CPL de assinante no Telegram: quanto custa por vertical
Ninguém publica número de verdade nesse nicho — a maioria do conteúdo sobre custo de tráfego pago pra Telegram fica no “depende”. Isso é verdade (depende mesmo), mas não impede de dar uma referência real: as faixas abaixo são observadas na base de clientes da Track4you, agregadas e anonimizadas, não uma estimativa de mercado genérica puxada de outro nicho ou adaptada por analogia.
Se você já roda tráfego pro seu canal, essas faixas servem como um primeiro ponto de comparação: seu CPL atual está dentro, acima ou bem abaixo? Se está muito abaixo, vale desconfiar — geralmente é sinal de que a medição está pegando clique em vez de entrada real (mais sobre isso adiante). Se está muito acima, pode ser oferta, criativo, ou simplesmente um nicho dentro do nicho mais concorrido do que a média.

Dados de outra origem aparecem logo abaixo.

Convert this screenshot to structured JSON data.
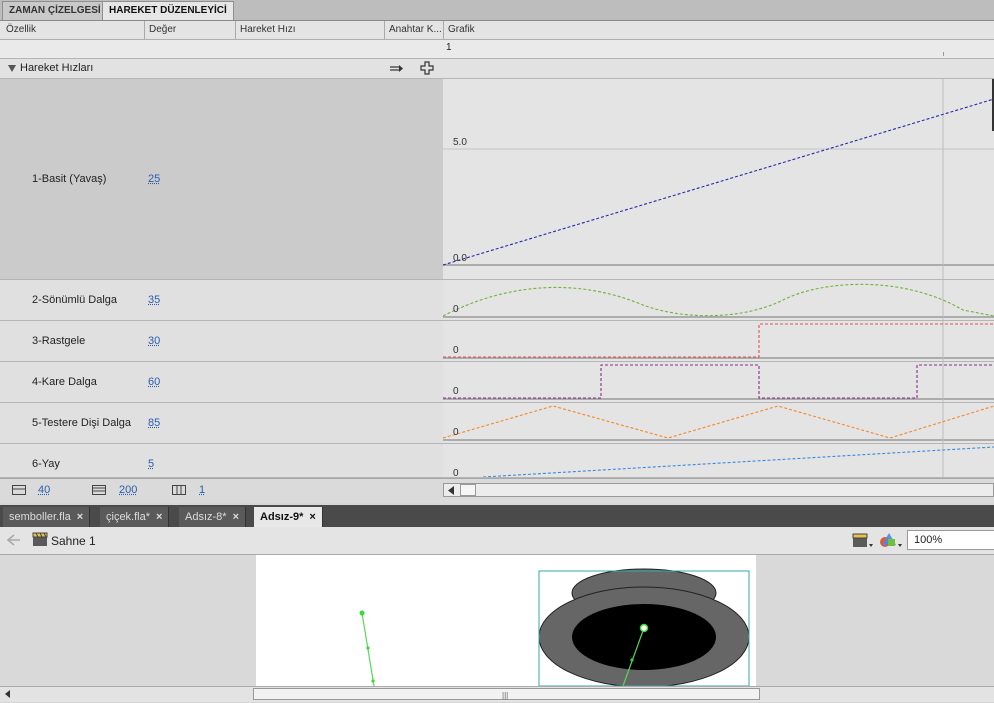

Por que “quanto custa um assinante telegram” é uma busca confusa
Boa parte dos resultados pra essa busca fala sobre o preço do Telegram Premium — a assinatura paga que o próprio Telegram vende, sem relação nenhuma com custo de aquisição via tráfego pago. Por isso este artigo usa CPL (custo por lead/assinante) explicitamente, pra falar com quem realmente busca saber quanto custa trazer um assinante real pro canal via campanha.
Metodologia: o que exatamente está sendo medido
CPL aqui significa gasto total da campanha ÷ entradas reais confirmadas no canal — não cliques, não leads da página ponte, entradas de fato, capturadas via bot administrador do canal (ver o guia completo de rastreamento no Telegram pra esse mecanismo). Esse detalhe importa: quem mede CPL por clique costuma reportar um número bem mais baixo (e bem menos real) do que o custo por assinante que efetivamente entra.
Faixas observadas por vertical
| Vertical | Faixa de CPL observada | Acima disso… |
|---|---|---|
| iGaming | R$ 2 a R$ 10 | Considerar caro, revisar criativo/público |
| Infoproduto | R$ 1 a R$ 15 | Caro, mas varia bastante com o preço do produto vendido |
| Opções Binárias / Corretora | R$ 3 a R$ 15 | Considerar caro, revisar oferta |
Repare que a faixa de infoproduto é a mais larga das três — faz sentido, já que “infoproduto” cobre desde ofertas de ticket baixo até ticket alto, e o CPL aceitável varia proporcionalmente ao valor que aquele assinante pode gerar depois.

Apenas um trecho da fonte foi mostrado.